Rinostomia lacrimal endoscópica nasal para dacriocistite crónica

Rinostomia lacrimal endoscópica nasal
 Zhang Liqiang
Departamento de Otorrinolaringologia, Hospital Qilu, Universidade de Shandong, Nº 107, West Culture Road, Jinan, 250012, China
Resumo Neste artigo, a anatomia do sistema lacrimal, avaliação pré-operatória, abordagem cirúrgica, resultado pós-operatório e os seus factores de influência são descritos em termos de rinostomia lacrimal endoscópica nasal. O bordo superior do saco lacrimal pode atingir uma média de 8 mm acima do turbinado anterior do turbinado médio. a selecção de casos para cirurgia precisa de excluir lesões das condutas lacrimais e dos canais lacrimais, caso contrário o sucesso do procedimento fica comprometido. A janela óssea deve ser aberta o mais larga possível para ajudar a prevenir a atresia pós-operatória do estoma do saco lacrimal. A redução do trauma e da exposição óssea através de uma série de medidas ajuda a permitir que a incisão cicatrize o mais rapidamente possível. A manipulação cuidadosa e o posicionamento preciso são medidas importantes para reduzir as complicações cirúrgicas. Zhang Liqiang, Departamento de Otorrinolaringologia, Hospital Qilu, Universidade de Shandong
Palavras-chave endoscopia nasal, dacryocystitis, procedimento cirúrgico
    Nos últimos anos, com o desenvolvimento da tecnologia de endoscopia nasal, a técnica foi alargada ao tratamento de um número crescente de doenças nasais e oculares relacionadas. Anteriormente, o tratamento cirúrgico da dacriocistite crónica era realizado principalmente por oftalmologistas da via nasal externa, o que deixava cicatrizes de incisão cutânea no rosto do paciente e, como a anastomose entre o saco lacrimal e a mucosa nasal não era claramente exposta quando o procedimento era realizado a partir da incisão nasal externa, por vezes o estoma podia passar para o grupo anterior dos seios septal. Além disso, em doentes com sinusite combinada, a taxa de sucesso do procedimento é afectada pelo facto de não poder ser tratado ao mesmo tempo. A introdução de técnicas endoscópicas nasais facilitou a realização da cirurgia do saco lacrimal sob visão directa, simplificando a operação e melhorando o resultado pós-operatório. Neste artigo, são apresentadas questões relacionadas com a rinostomia lacrimal endoscópica nasal no contexto da literatura nacional e internacional.

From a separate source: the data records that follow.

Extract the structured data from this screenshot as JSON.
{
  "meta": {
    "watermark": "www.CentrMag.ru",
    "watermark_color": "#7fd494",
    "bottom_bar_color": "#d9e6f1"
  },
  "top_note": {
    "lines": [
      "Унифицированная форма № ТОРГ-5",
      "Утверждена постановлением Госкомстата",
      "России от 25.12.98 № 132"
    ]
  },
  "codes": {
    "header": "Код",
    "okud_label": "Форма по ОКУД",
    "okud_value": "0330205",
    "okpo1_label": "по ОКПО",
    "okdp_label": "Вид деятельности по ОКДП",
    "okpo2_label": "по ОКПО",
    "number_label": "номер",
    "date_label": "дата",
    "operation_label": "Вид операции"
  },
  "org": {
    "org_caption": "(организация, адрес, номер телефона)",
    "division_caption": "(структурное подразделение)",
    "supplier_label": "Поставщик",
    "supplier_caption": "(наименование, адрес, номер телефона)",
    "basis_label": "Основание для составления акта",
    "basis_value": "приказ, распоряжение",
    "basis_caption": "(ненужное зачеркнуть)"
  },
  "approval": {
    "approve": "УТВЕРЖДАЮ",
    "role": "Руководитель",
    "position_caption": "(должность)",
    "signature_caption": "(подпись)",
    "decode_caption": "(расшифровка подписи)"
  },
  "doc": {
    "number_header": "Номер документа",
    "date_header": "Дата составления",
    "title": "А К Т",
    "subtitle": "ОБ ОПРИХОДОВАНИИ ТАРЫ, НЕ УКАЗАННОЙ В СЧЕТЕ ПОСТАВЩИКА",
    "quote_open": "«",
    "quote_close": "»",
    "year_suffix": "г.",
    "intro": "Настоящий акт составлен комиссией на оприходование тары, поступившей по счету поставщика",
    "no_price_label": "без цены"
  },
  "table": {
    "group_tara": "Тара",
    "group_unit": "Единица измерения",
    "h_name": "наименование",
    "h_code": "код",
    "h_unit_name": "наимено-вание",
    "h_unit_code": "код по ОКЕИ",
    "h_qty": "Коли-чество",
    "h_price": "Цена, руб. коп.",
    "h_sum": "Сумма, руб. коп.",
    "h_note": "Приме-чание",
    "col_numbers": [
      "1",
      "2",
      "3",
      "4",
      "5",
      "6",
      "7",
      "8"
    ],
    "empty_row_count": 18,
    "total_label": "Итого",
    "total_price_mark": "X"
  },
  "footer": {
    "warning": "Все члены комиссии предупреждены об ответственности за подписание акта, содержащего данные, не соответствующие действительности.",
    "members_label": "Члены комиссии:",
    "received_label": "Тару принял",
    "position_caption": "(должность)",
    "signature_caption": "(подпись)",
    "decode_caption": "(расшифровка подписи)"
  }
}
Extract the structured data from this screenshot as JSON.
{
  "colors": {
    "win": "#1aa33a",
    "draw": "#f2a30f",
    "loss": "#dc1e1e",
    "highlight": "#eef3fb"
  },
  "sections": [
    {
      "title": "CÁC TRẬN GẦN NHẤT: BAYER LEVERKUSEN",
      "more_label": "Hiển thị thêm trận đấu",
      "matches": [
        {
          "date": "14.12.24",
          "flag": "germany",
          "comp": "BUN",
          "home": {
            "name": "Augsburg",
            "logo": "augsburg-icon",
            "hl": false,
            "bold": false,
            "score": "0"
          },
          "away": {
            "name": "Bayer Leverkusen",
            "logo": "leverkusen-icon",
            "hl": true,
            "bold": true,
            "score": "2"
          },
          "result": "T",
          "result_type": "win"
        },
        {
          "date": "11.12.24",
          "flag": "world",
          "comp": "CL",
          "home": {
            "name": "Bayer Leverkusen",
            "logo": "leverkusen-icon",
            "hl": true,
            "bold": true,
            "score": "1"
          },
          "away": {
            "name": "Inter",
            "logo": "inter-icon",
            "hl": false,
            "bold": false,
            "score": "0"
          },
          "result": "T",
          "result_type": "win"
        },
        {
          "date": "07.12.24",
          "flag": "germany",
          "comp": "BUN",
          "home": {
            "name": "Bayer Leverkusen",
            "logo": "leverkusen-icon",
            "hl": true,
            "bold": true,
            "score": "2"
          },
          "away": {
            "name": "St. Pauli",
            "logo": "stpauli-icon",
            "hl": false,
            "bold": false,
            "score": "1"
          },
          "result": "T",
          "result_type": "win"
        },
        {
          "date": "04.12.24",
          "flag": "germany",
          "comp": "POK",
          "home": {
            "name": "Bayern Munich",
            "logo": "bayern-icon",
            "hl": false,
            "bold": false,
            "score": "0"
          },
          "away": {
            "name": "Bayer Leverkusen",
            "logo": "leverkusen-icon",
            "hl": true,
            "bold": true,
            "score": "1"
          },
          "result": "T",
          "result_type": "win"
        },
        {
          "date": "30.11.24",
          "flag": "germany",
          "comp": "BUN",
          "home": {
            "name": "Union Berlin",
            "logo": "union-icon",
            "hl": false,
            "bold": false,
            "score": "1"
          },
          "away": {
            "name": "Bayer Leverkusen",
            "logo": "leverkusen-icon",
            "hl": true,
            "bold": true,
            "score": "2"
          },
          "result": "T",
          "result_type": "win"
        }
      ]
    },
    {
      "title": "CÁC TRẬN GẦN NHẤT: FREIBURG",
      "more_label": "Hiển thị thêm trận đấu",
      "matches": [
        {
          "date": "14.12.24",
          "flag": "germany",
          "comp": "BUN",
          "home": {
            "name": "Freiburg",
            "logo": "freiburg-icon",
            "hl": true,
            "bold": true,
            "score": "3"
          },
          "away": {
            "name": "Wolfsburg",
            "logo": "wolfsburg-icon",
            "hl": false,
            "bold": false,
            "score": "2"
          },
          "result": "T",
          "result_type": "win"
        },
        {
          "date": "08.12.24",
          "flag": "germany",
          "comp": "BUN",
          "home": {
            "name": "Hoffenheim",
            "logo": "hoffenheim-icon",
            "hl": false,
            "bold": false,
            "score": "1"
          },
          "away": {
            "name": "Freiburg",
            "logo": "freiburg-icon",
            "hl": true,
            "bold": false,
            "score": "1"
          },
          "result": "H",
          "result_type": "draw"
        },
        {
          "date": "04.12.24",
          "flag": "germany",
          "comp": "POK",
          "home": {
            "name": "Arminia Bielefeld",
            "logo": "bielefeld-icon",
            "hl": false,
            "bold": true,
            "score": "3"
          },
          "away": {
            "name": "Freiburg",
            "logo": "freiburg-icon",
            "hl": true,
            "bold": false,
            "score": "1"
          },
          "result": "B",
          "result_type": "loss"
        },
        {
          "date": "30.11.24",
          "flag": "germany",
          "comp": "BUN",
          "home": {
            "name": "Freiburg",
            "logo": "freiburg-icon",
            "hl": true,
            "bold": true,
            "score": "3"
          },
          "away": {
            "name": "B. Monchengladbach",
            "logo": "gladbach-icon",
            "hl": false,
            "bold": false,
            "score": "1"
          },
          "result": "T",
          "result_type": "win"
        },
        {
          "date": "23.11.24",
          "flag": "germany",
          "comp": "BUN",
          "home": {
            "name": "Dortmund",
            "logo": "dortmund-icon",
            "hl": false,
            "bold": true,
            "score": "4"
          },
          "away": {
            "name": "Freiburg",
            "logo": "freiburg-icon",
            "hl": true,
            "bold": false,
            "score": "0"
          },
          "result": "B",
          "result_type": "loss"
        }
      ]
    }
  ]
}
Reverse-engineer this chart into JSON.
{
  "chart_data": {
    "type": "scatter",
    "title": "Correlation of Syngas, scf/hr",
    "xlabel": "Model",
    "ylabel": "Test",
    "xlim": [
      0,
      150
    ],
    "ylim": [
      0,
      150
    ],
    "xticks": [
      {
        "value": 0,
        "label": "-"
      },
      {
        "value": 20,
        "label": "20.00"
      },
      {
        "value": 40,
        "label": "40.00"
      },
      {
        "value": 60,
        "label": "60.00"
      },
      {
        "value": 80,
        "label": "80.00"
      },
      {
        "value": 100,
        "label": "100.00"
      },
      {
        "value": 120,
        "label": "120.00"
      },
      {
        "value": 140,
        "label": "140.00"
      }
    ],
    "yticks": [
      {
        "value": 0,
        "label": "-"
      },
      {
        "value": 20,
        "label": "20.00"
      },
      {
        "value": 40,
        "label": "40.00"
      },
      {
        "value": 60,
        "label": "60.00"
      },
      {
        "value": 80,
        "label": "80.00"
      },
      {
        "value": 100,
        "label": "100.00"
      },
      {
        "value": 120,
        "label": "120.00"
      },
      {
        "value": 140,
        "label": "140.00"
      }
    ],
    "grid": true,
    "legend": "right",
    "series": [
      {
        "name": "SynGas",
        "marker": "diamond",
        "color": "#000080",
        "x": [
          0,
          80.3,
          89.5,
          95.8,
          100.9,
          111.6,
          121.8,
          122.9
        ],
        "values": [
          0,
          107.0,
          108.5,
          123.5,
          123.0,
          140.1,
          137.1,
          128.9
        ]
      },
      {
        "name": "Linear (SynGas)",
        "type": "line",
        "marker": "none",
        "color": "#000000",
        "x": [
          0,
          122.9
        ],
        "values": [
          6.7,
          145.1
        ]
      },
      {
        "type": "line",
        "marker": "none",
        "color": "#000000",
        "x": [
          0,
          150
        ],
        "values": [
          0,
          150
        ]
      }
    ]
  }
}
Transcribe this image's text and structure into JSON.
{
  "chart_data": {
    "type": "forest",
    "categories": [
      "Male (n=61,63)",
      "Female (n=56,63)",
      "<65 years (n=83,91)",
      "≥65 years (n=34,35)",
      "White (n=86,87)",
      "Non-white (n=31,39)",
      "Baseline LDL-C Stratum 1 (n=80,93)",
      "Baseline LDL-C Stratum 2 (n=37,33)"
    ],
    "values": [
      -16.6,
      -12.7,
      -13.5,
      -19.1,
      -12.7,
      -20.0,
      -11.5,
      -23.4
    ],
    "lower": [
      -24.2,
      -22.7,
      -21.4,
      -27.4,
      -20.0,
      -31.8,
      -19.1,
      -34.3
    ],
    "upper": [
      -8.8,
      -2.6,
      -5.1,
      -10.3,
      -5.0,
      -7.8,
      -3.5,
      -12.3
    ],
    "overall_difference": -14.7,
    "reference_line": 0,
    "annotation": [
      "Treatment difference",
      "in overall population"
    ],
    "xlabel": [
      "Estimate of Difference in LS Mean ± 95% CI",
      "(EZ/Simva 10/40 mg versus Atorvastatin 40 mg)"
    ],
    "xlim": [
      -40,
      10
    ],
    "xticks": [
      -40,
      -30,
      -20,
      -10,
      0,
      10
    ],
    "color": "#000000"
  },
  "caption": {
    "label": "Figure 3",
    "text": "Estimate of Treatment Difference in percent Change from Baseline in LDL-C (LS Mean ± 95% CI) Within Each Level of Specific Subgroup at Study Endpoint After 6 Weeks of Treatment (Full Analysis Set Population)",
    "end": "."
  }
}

I. Anatomia da aplicação da rinostomia lacrimal endoscópica nasal
    As lágrimas são principalmente segregadas pela glândula lacrimal localizada na fossa de safena superior fora da órbita. Uma película lacrimal fina, constituída por uma camada de muco profundo e uma camada de óleo superficial, forma uma película protectora na superfície exposta do olho. As lacerações convergem na margem interna da tampa, onde são drenadas para os canais lacrimais através de aberturas nos canais lacrimais superiores e inferiores. O início 2 mm da conduta lacrimal é perpendicular à margem da tampa, enquanto a distal 8 mm da conduta corre paralelamente à pálpebra, descendo mais profundamente para o ligamento cantálico medial e finalmente para o saco lacrimal. Na maioria dos casos, as condutas lacrimais superior e inferior convergem para formar o ducto lacrimal comum antes de entrarem no saco lacrimal.
    O saco lacrimal situa-se numa fossa ovóide, que tem aproximadamente 15 mm de altura e 10 mm de largura, e o osso mais grosso do processo frontal da maxila forma a crista lacrimal anterior, que é a borda anterior da fossa. Em contraste, o osso lacrimal fino forma a crista lacrimal posterior, que é a borda posterior da fossa do saco lacrimal. O processo frontal da maxila funde-se com o osso lacrimal no osso longitudinal p que atravessa o saco lacrimal verticalmente.
    A extremidade inferior dos cónicos do saco lacrimal ao entrar no ducto nasolacrimal ósseo constituído pela maxila, osso lacrimal e osso turbinado inferior. O ducto nasolacrimal percorre aproximadamente 12 mm dentro do ducto ósseo antes de unir o ducto nasolacrimal membranoso, que se abre abaixo do turbinado inferior no canal nasal inferior e tem aproximadamente 5 mm de comprimento. O ducto nasolacrimal abre-se na junção do terço médio anterior do canal nasal inferior, a cerca de 8 mm do turbinado inferior anterior e a cerca de 29 mm da crista nasal anterior, que é frequentemente coberto por uma aba mucosa chamada válvula Hasner, o que ajuda a evitar o retorno das secreções nasais.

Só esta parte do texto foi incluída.